EACOP, une bombe climatique
Les activités problématiques de l’enseigne française n’en finissent pas de défrayer la chronique. Prenons la bombe climatique “EACOP” en Afrique de l’Est, ses 400 puits de forage et son oléoduc géant. Il s’agit d’extraire le pétrole du sous-sol, aux propriétés visqueuses qui ensuite sera chauffé à 50 °C pour permettre son écoulement puis pompé par oléoduc en direction du port de Tanga, sur la côte tanzanienne. L’oléoduc s’étendra sur 1.500 kilomètres.
Il s’agit d’un désastre humain et environnemental colossal pour toute la région. Plus de 100.000 personnes voient leur activité agricole directement entravée, près de 84.000 familles n’ont jamais été indemnisées ou très tardivement, entraînant pour de nombreuses familles un basculement dans la pauvreté. Dans le reportage d’Amnesty, Richard Okumu témoigne : “Ils ont mis quatre ans avant de m’indemniser, autant de temps pendant lequel je n’avais plus accès à ma terre, explique-t-il. Pour survivre, j’ai dû emprunter de l’argent. Or, ma terre étant saisie, les banques n’ont pu accepter en garantie mon titre de propriété. Résultat, j’ai eu recours à des prêteurs véreux, qui pratiquent des taux délirants. Le quart de mon indemnité est parti en intérêts !”. Le projet menace aussi la biodiversité en traversant de nombreux écosystèmes fragiles. La vie des espèces, et des humains, vivant dans ces milieux sera profondément affectée par ce projet pétrolier. Outre le projet EACOP, rappelons que la major est celle qui a approuvé le plus de nouveaux projets pétroliers et gaziers en 2022. La multinationale dit avoir fait sa transition, mais on est bien loin du compte. Une lettre ouverte signée par 188 scientifiques dénonce l’inadéquation de la stratégie climat de TotalEnergies au regard de l’accord de Paris.
Toujours en Russie et des profits indécents
À l’heure actuelle, TotalEnergies est la dernière grande entreprise pétrolière et gazière occidentale à ne pas avoir annoncé la fin de ses activités en Russie. En effet, malgré les dépréciations, il reste encore des participations dans des projets comme LNG Yamal ou Novatek, qui constituent des recettes non négligeables pour le régime de Vladimir Poutine. Qu’elle le veuille ou non, le maintien de ses investissements alimente le butin de guerre.
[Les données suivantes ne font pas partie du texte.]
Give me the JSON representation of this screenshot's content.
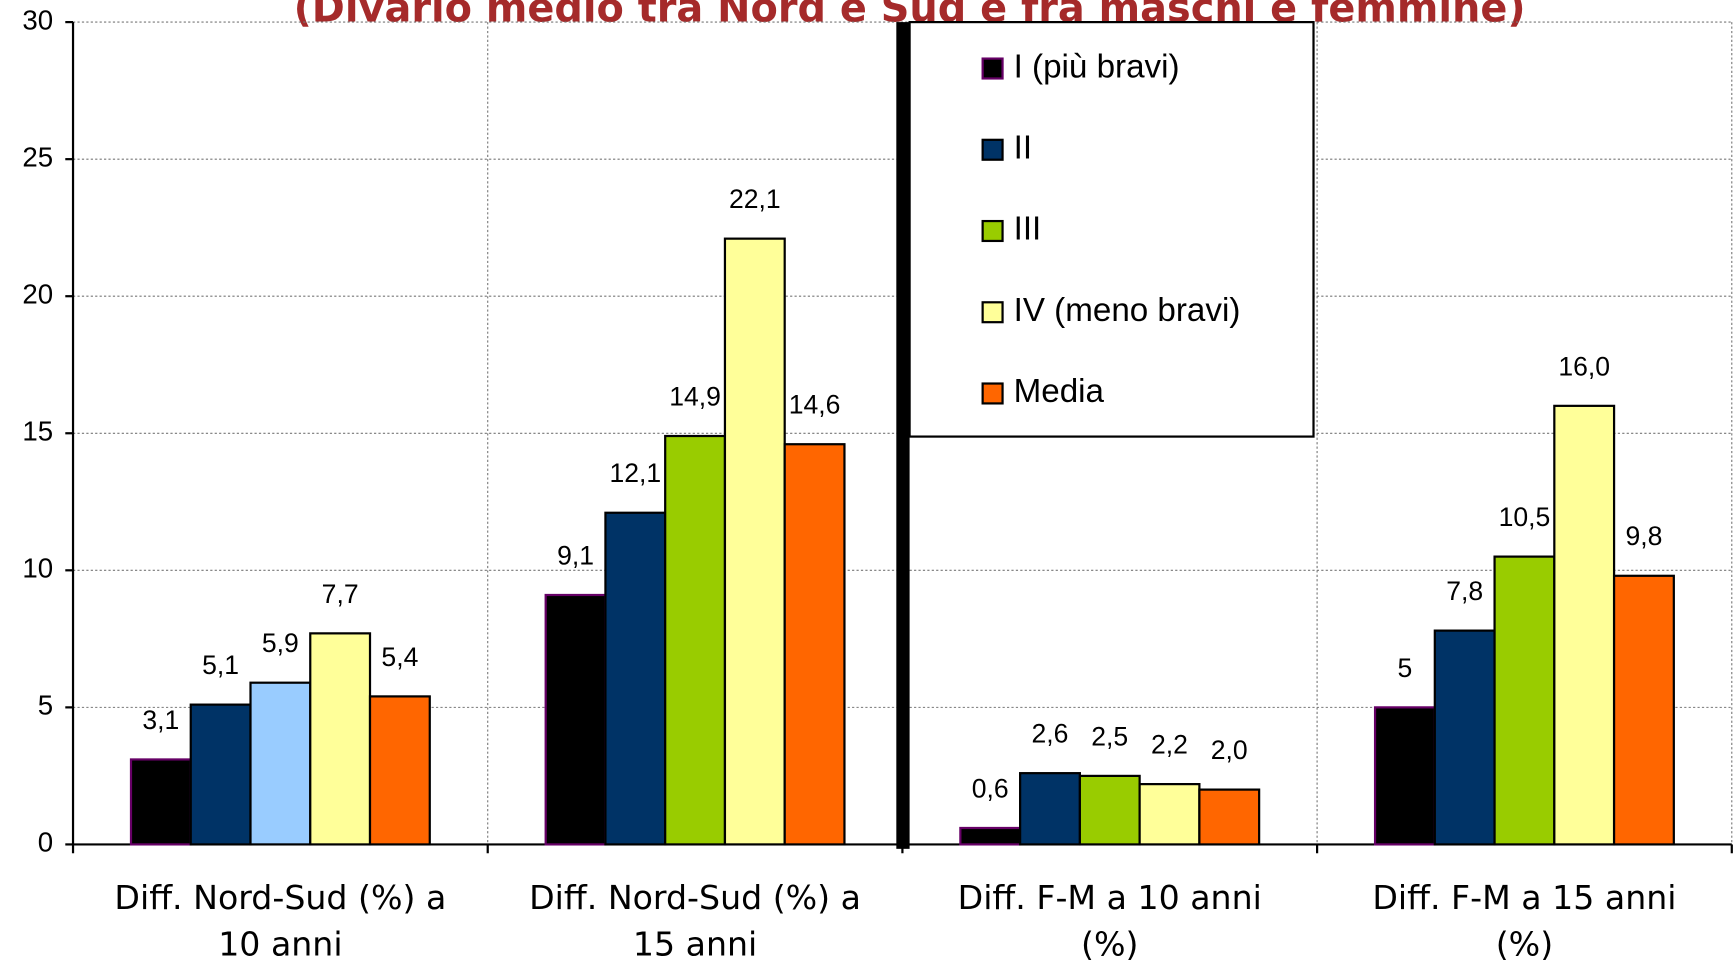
{
  "chart_data": {
    "type": "bar",
    "title": "(Divario medio tra Nord e Sud e fra maschi e femmine)",
    "categories": [
      [
        "Diff. Nord-Sud (%) a",
        "10 anni"
      ],
      [
        "Diff. Nord-Sud (%) a",
        "15 anni"
      ],
      [
        "Diff. F-M a 10 anni",
        "(%)"
      ],
      [
        "Diff. F-M a 15 anni",
        "(%)"
      ]
    ],
    "series": [
      {
        "name": "I (più bravi)",
        "color": "#000000",
        "border": "#660066",
        "values": [
          3.1,
          9.1,
          0.6,
          5
        ],
        "value_labels": [
          "3,1",
          "9,1",
          "0,6",
          "5"
        ]
      },
      {
        "name": "II",
        "color": "#003366",
        "border": "#000000",
        "values": [
          5.1,
          12.1,
          2.6,
          7.8
        ],
        "value_labels": [
          "5,1",
          "12,1",
          "2,6",
          "7,8"
        ]
      },
      {
        "name": "III",
        "color": "#99cc00",
        "border": "#000000",
        "point_colors": [
          "#99ccff",
          "#99cc00",
          "#99cc00",
          "#99cc00"
        ],
        "values": [
          5.9,
          14.9,
          2.5,
          10.5
        ],
        "value_labels": [
          "5,9",
          "14,9",
          "2,5",
          "10,5"
        ]
      },
      {
        "name": "IV (meno bravi)",
        "color": "#ffff99",
        "border": "#000000",
        "values": [
          7.7,
          22.1,
          2.2,
          16.0
        ],
        "value_labels": [
          "7,7",
          "22,1",
          "2,2",
          "16,0"
        ]
      },
      {
        "name": "Media",
        "color": "#ff6600",
        "border": "#000000",
        "values": [
          5.4,
          14.6,
          2.0,
          9.8
        ],
        "value_labels": [
          "5,4",
          "14,6",
          "2,0",
          "9,8"
        ]
      }
    ],
    "ylim": [
      0,
      30
    ],
    "yticks": [
      0,
      5,
      10,
      15,
      20,
      25,
      30
    ],
    "grid": true,
    "legend": "top-right"
  }
}
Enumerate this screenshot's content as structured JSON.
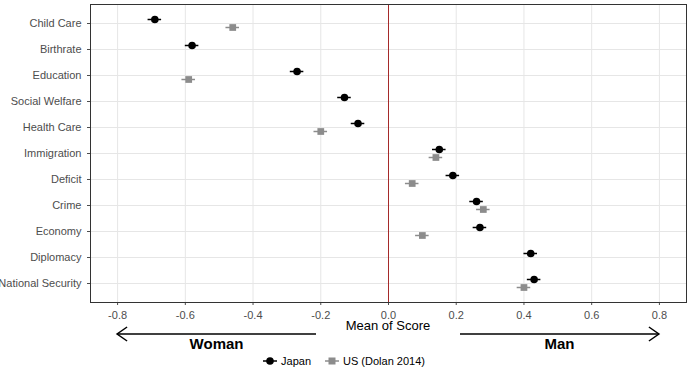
{
  "chart_data": {
    "type": "dot",
    "orientation": "horizontal",
    "x_label": "Mean of Score",
    "annotations": [
      "Woman",
      "Man"
    ],
    "categories": [
      "Child Care",
      "Birthrate",
      "Education",
      "Social Welfare",
      "Health Care",
      "Immigration",
      "Deficit",
      "Crime",
      "Economy",
      "Diplomacy",
      "National Security"
    ],
    "series": [
      {
        "name": "Japan",
        "color": "#000000",
        "marker": "circle",
        "values": [
          -0.69,
          -0.58,
          -0.27,
          -0.13,
          -0.09,
          0.15,
          0.19,
          0.26,
          0.27,
          0.42,
          0.43
        ],
        "errors": [
          0.02,
          0.02,
          0.02,
          0.02,
          0.02,
          0.02,
          0.02,
          0.02,
          0.02,
          0.02,
          0.02
        ]
      },
      {
        "name": "US (Dolan 2014)",
        "color": "#8c8c8c",
        "marker": "square",
        "values": [
          -0.46,
          null,
          -0.59,
          null,
          -0.2,
          0.14,
          0.07,
          0.28,
          0.1,
          null,
          0.4
        ],
        "errors": [
          0.02,
          null,
          0.02,
          null,
          0.02,
          0.02,
          0.02,
          0.02,
          0.02,
          null,
          0.02
        ]
      }
    ],
    "reference_x": 0,
    "xlim": [
      -0.88,
      0.88
    ],
    "xticks": [
      -0.8,
      -0.6,
      -0.4,
      -0.2,
      {
        "value": 0,
        "label": "0.0"
      },
      0.2,
      0.4,
      0.6,
      0.8
    ],
    "grid": true,
    "legend": "bottom"
  }
}
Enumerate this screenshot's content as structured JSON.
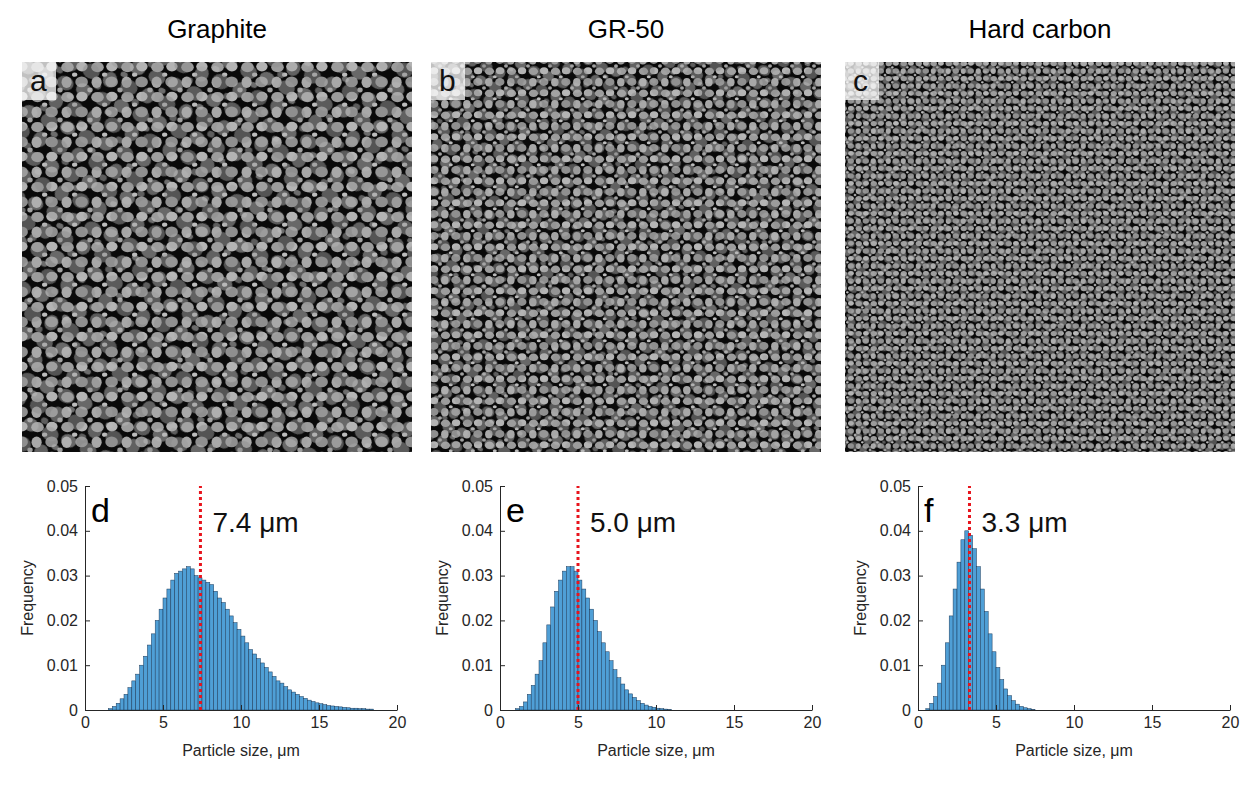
{
  "columns": [
    {
      "title": "Graphite",
      "image_label": "a"
    },
    {
      "title": "GR-50",
      "image_label": "b"
    },
    {
      "title": "Hard carbon",
      "image_label": "c"
    }
  ],
  "chart_data": [
    {
      "type": "histogram",
      "panel": "d",
      "color": "#4f9fd6",
      "grid": false,
      "x_label": "Particle size, μm",
      "y_label": "Frequency",
      "xlim": [
        0,
        20
      ],
      "xticks": [
        0,
        5,
        10,
        15,
        20
      ],
      "ylim": [
        0,
        0.05
      ],
      "yticks": [
        0,
        0.01,
        0.02,
        0.03,
        0.04,
        0.05
      ],
      "bins": [
        1.5,
        1.75,
        2,
        2.25,
        2.5,
        2.75,
        3,
        3.25,
        3.5,
        3.75,
        4,
        4.25,
        4.5,
        4.75,
        5,
        5.25,
        5.5,
        5.75,
        6,
        6.25,
        6.5,
        6.75,
        7,
        7.25,
        7.5,
        7.75,
        8,
        8.25,
        8.5,
        8.75,
        9,
        9.25,
        9.5,
        9.75,
        10,
        10.25,
        10.5,
        10.75,
        11,
        11.25,
        11.5,
        11.75,
        12,
        12.25,
        12.5,
        12.75,
        13,
        13.25,
        13.5,
        13.75,
        14,
        14.25,
        14.5,
        14.75,
        15,
        15.25,
        15.5,
        15.75,
        16,
        16.25,
        16.5,
        16.75,
        17,
        17.25,
        17.5,
        17.75,
        18,
        18.25,
        18.5
      ],
      "values": [
        0.0003,
        0.0008,
        0.0015,
        0.0025,
        0.0035,
        0.005,
        0.0065,
        0.008,
        0.01,
        0.012,
        0.0145,
        0.017,
        0.02,
        0.0225,
        0.025,
        0.027,
        0.029,
        0.0305,
        0.031,
        0.0315,
        0.032,
        0.0315,
        0.03,
        0.0295,
        0.029,
        0.0285,
        0.028,
        0.0265,
        0.025,
        0.024,
        0.0225,
        0.021,
        0.0195,
        0.018,
        0.0165,
        0.015,
        0.0135,
        0.0125,
        0.0115,
        0.0105,
        0.0095,
        0.0085,
        0.0075,
        0.0065,
        0.006,
        0.0052,
        0.0045,
        0.004,
        0.0035,
        0.003,
        0.0026,
        0.0022,
        0.0019,
        0.0016,
        0.0014,
        0.0012,
        0.001,
        0.0009,
        0.0008,
        0.0007,
        0.0006,
        0.0005,
        0.0004,
        0.0004,
        0.0003,
        0.0003,
        0.0002,
        0.0002
      ],
      "annotations": [
        {
          "x": 7.4,
          "label": "7.4 μm",
          "color": "#e8141c",
          "line_style": "dotted"
        }
      ]
    },
    {
      "type": "histogram",
      "panel": "e",
      "color": "#4f9fd6",
      "grid": false,
      "x_label": "Particle size, μm",
      "y_label": "Frequency",
      "xlim": [
        0,
        20
      ],
      "xticks": [
        0,
        5,
        10,
        15,
        20
      ],
      "ylim": [
        0,
        0.05
      ],
      "yticks": [
        0,
        0.01,
        0.02,
        0.03,
        0.04,
        0.05
      ],
      "bins": [
        1,
        1.25,
        1.5,
        1.75,
        2,
        2.25,
        2.5,
        2.75,
        3,
        3.25,
        3.5,
        3.75,
        4,
        4.25,
        4.5,
        4.75,
        5,
        5.25,
        5.5,
        5.75,
        6,
        6.25,
        6.5,
        6.75,
        7,
        7.25,
        7.5,
        7.75,
        8,
        8.25,
        8.5,
        8.75,
        9,
        9.25,
        9.5,
        9.75,
        10,
        10.25,
        10.5,
        10.75,
        11
      ],
      "values": [
        0.0003,
        0.0008,
        0.0018,
        0.0035,
        0.0055,
        0.008,
        0.011,
        0.015,
        0.019,
        0.023,
        0.0265,
        0.029,
        0.031,
        0.032,
        0.032,
        0.031,
        0.029,
        0.027,
        0.025,
        0.0225,
        0.02,
        0.0175,
        0.015,
        0.013,
        0.011,
        0.009,
        0.0072,
        0.0058,
        0.0045,
        0.0036,
        0.0028,
        0.0021,
        0.0015,
        0.0011,
        0.0008,
        0.0006,
        0.0004,
        0.0003,
        0.0002,
        0.0001
      ],
      "annotations": [
        {
          "x": 5.0,
          "label": "5.0 μm",
          "color": "#e8141c",
          "line_style": "dotted"
        }
      ]
    },
    {
      "type": "histogram",
      "panel": "f",
      "color": "#4f9fd6",
      "grid": false,
      "x_label": "Particle size, μm",
      "y_label": "Frequency",
      "xlim": [
        0,
        20
      ],
      "xticks": [
        0,
        5,
        10,
        15,
        20
      ],
      "ylim": [
        0,
        0.05
      ],
      "yticks": [
        0,
        0.01,
        0.02,
        0.03,
        0.04,
        0.05
      ],
      "bins": [
        0.5,
        0.75,
        1,
        1.25,
        1.5,
        1.75,
        2,
        2.25,
        2.5,
        2.75,
        3,
        3.25,
        3.5,
        3.75,
        4,
        4.25,
        4.5,
        4.75,
        5,
        5.25,
        5.5,
        5.75,
        6,
        6.25,
        6.5,
        6.75,
        7,
        7.25,
        7.5
      ],
      "values": [
        0.0003,
        0.0015,
        0.003,
        0.006,
        0.01,
        0.015,
        0.021,
        0.027,
        0.033,
        0.038,
        0.04,
        0.039,
        0.036,
        0.032,
        0.027,
        0.022,
        0.017,
        0.013,
        0.0095,
        0.0068,
        0.0047,
        0.0032,
        0.0021,
        0.0013,
        0.0008,
        0.0005,
        0.0003,
        0.0001
      ],
      "annotations": [
        {
          "x": 3.3,
          "label": "3.3 μm",
          "color": "#e8141c",
          "line_style": "dotted"
        }
      ]
    }
  ]
}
En pleine inflation généralisée en Europe, la multinationale affiche des profits indécents. Rien que pour le premier trimestre 2023, ces derniers avaient augmenté de 12 %, bondissant ainsi à 5,9 milliards.
Les 20 km valent mieux que Total
La multinationale se sert de l’image positive et populaire des 20 km de Bruxelles. Pour un euro par coureur, elle s’offre une campagne publicitaire peu chère auprès d’un large public, s’assurant ainsi de son acceptabilité sociale.
Il est plus que temps que les entreprises fossiles soient tenues responsables des dégâts qu’elles causent. Des villes comme Lyon ou d’autres marathons ont choisi de privilégier des sponsors plus durables. Les 20 km de Bruxelles doivent en faire autant.